Winnie sagged against the wall, closing her eyes. “I only found out three years ago.”
“Found out what?”
“Girls,” said Mrs. Bone. “They’ve been meddling with the girls.”
Mrs. King’s face went very still. She took this in, assessed it. Clearly, she understood what that word meant, what meddling was: of course she did. Everyone did.
“No,” she said, her voice growing cold. “That’s not correct.”
Mrs. Bone snapped her fingers at Winnie. “You. Tell us. What do you know?”
Winnie rubbed her hand over her face. Her voice was low, hoarse. “I was here. I mean…here, in the garden. The mews house has a loft above it. There’s a little staircase that comes down to the stables. They used to keep a carriage there, but it’s empty now. I saw a man, someone I didn’t recognize. He had a beautiful coat on. It was… I don’t know. Seal gray. Sealskin.”
She took a shuddering breath. “It was very smooth, like silk. I thought: Oh, what a lovely coat.” She paused, frowning. “He was walking a girl down the stairs. I mean, he had his hand on her shoulder. He was pressing her down. Pushing her along. Like he was shoving her out. I knew at once it was wrong. I mean, my whole body felt it.”
Mrs. King watched her the whole time she was speaking. Her face changed, grew ashen.
“It was Ida,” said Winnie. “One of the kitchen girls. And I didn’t know the man at all.”
Mrs. Bone knew that mews house. She’d seen it every time she crossed the yard. Pale gray plasterwork, ivy beginning to climb the walls. One small window.
“How old?” she said.
“I don’t know.”
“How old, Winnie?” said Mrs. King, voice hard.
“Not old, not old enough. She looked…” Winnie screwed up her face. “Sick. As if he’d made her sick. She looked like she was going to…to throw up.”
Silence. Mrs. Bone absorbed this, felt the knowledge shifting in her gut.
Mrs. King asked, “Did they see you?”
“No.”
“What happened to that girl?”
Winnie clasped her hands together. Didn’t reply.
Mrs. King took a step closer. “Winnie.”
Winnie squeezed her eyes shut, as if to hide from it. “Shepherd told me one of the housemaids had given notice. That I’d better let the agency know. I must have asked him who it was. Just to…test him. And he must have told me—he must have said it was Ida.” Winnie looked at the ceiling. “He just told me as if it was nothing, as if it meant nothing at all.”
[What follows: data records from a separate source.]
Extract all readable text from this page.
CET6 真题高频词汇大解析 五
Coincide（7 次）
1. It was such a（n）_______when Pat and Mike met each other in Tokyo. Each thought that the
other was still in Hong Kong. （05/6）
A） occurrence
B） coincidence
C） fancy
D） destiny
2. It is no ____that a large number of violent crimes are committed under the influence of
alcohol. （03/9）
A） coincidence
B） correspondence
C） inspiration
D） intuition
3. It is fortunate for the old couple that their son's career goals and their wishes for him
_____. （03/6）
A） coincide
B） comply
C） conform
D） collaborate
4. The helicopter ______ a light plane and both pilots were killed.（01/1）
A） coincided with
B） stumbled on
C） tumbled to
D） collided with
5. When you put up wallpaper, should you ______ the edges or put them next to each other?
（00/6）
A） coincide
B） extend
“Shepherd,” said Mrs. Bone. Her mind was working quickly. “Mr. Shepherd. So Danny might not have known, either. He might not have had a thing to do with it.”
Winnie lowered her voice. “Oh, he knew.”
Mrs. Bone pictured her house in Deal. The treasures she’d stockpiled. The banker’s order from her brother, the foundations of her whole fortune. She began chuckling, pain crisscrossing her breast. “What a set of stupid girls,” she said, crooking a finger at Mrs. King. “Here’s one.” Pointed to Winnie. “Here’s another.” Pointed to herself. Dug her nails into her palm. “Here’s a third.”
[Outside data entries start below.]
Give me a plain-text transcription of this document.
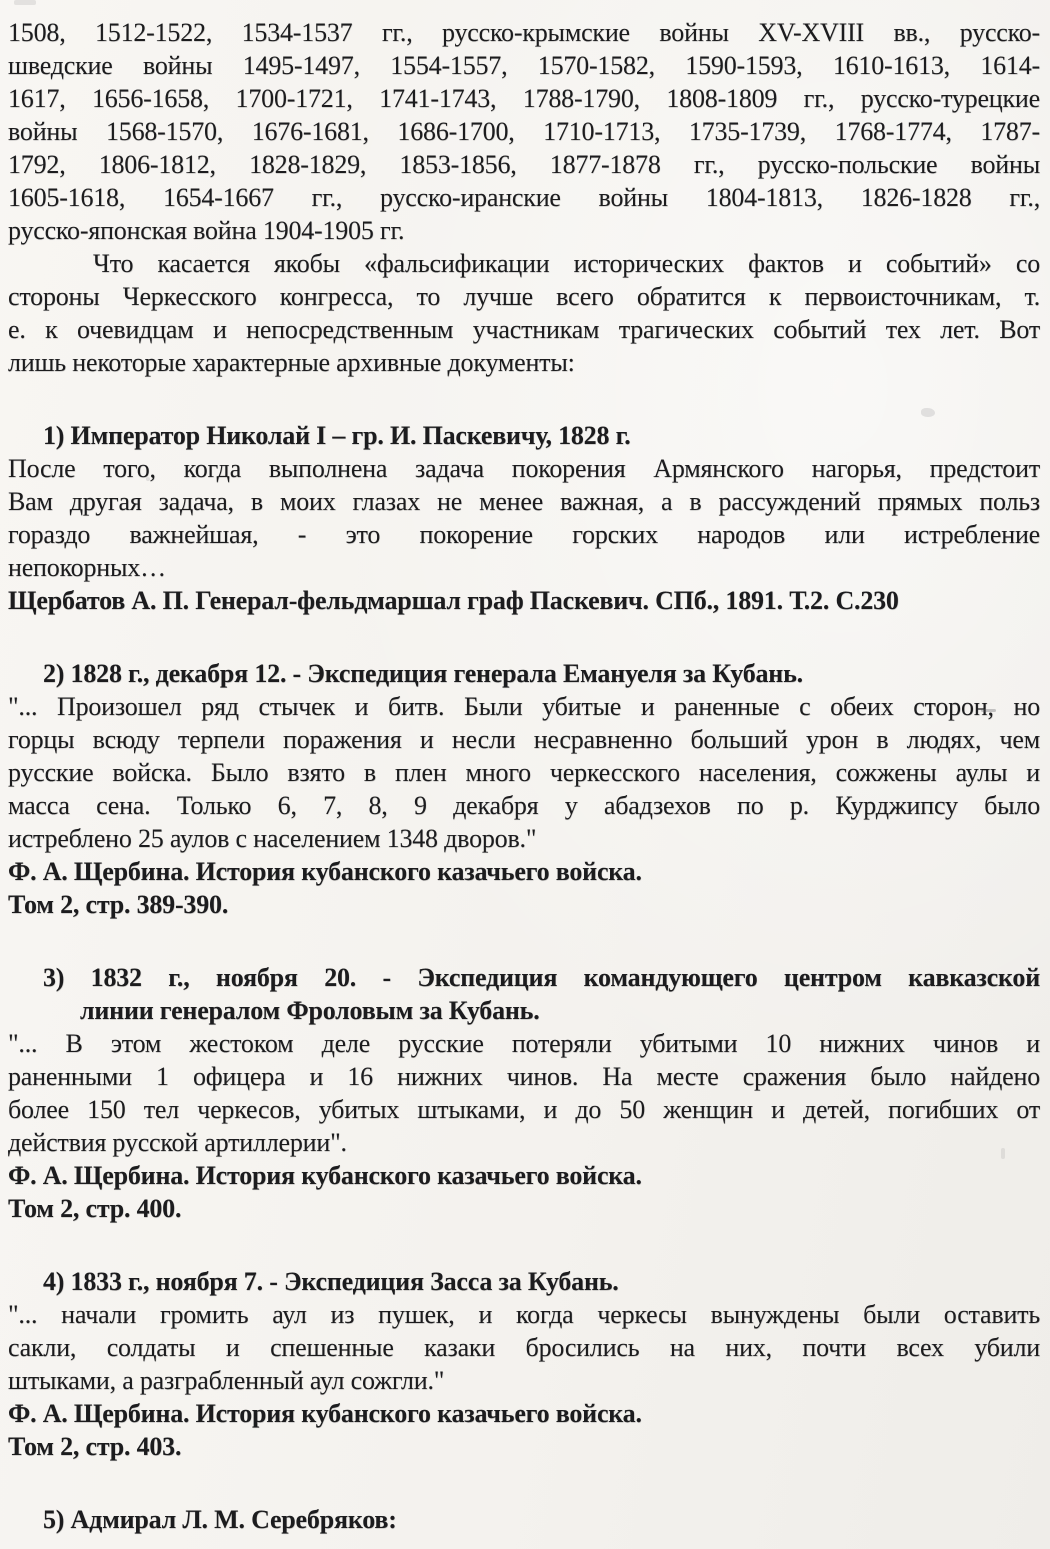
1508, 1512-1522, 1534-1537 гг., русско-крымские войны XV-XVIII вв., русско-
шведские войны 1495-1497, 1554-1557, 1570-1582, 1590-1593, 1610-1613, 1614-
1617, 1656-1658, 1700-1721, 1741-1743, 1788-1790, 1808-1809 гг., русско-турецкие
войны 1568-1570, 1676-1681, 1686-1700, 1710-1713, 1735-1739, 1768-1774, 1787-
1792, 1806-1812, 1828-1829, 1853-1856, 1877-1878 гг., русско-польские войны
1605-1618, 1654-1667 гг., русско-иранские войны 1804-1813, 1826-1828 гг.,
русско-японская война 1904-1905 гг.

Что касается якобы «фальсификации исторических фактов и событий» со
стороны Черкесского конгресса, то лучше всего обратится к первоисточникам, т.
е. к очевидцам и непосредственным участникам трагических событий тех лет. Вот
лишь некоторые характерные архивные документы:

1) Император Николай I – гр. И. Паскевичу, 1828 г.

После того, когда выполнена задача покорения Армянского нагорья, предстоит
Вам другая задача, в моих глазах не менее важная, а в рассуждений прямых польз
гораздо важнейшая, - это покорение горских народов или истребление
непокорных…

Щербатов А. П. Генерал-фельдмаршал граф Паскевич. СПб., 1891. Т.2. С.230

2) 1828 г., декабря 12. - Экспедиция генерала Емануеля за Кубань.

"... Произошел ряд стычек и битв. Были убитые и раненные с обеих сторон, но
горцы всюду терпели поражения и несли несравненно больший урон в людях, чем
русские войска. Было взято в плен много черкесского населения, сожжены аулы и
масса сена. Только 6, 7, 8, 9 декабря у абадзехов по р. Курджипсу было
истреблено 25 аулов с населением 1348 дворов."

Ф. А. Щербина. История кубанского казачьего войска.
Том 2, стр. 389-390.

3) 1832 г., ноября 20. - Экспедиция командующего центром кавказской
линии генералом Фроловым за Кубань.

"... В этом жестоком деле русские потеряли убитыми 10 нижних чинов и
раненными 1 офицера и 16 нижних чинов. На месте сражения было найдено
более 150 тел черкесов, убитых штыками, и до 50 женщин и детей, погибших от
действия русской артиллерии".

Ф. А. Щербина. История кубанского казачьего войска.
Том 2, стр. 400.

4) 1833 г., ноября 7. - Экспедиция Засса за Кубань.

"... начали громить аул из пушек, и когда черкесы вынуждены были оставить
сакли, солдаты и спешенные казаки бросились на них, почти всех убили
штыками, а разграбленный аул сожгли."

Ф. А. Щербина. История кубанского казачьего войска.
Том 2, стр. 403.

5) Адмирал Л. М. Серебряков:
Mrs. King stared back at her. Then at Winnie. “You never told me.”
Winnie looked agonized. But Mrs. Bone didn’t have any patience for that.
“Who else?” she said. “Who else knew? Mr. Doggett? Cook?”
Winnie shook her head again. “You don’t understand. You can’t understand what it was like in this place. It wasn’t there, not on the surface of things. It was…” She tried to find the words. “It was underneath everything.”
“And what about our fine lady mistress? Did she notice girls coming and going? Or was she as dense as you?”
Mrs. King’s face closed up. “Winnie?” she said.
Winnie ran her hands through her hair. “I don’t know—I’ve never known. It’s… She was…”
“What?”
“She was always friends with them. With the girls in the house.”
“Friends?”
“Yes, friends.” Winnie reached for Mrs. King. “You remember what it was like up there, in the schoolroom, before Madam came out. Just the tutors, and the governesses, and the dance mistress. Mr. de Vries let her make friends below stairs.” She closed her eyes again. “I thought it was such a kindness,” she whispered.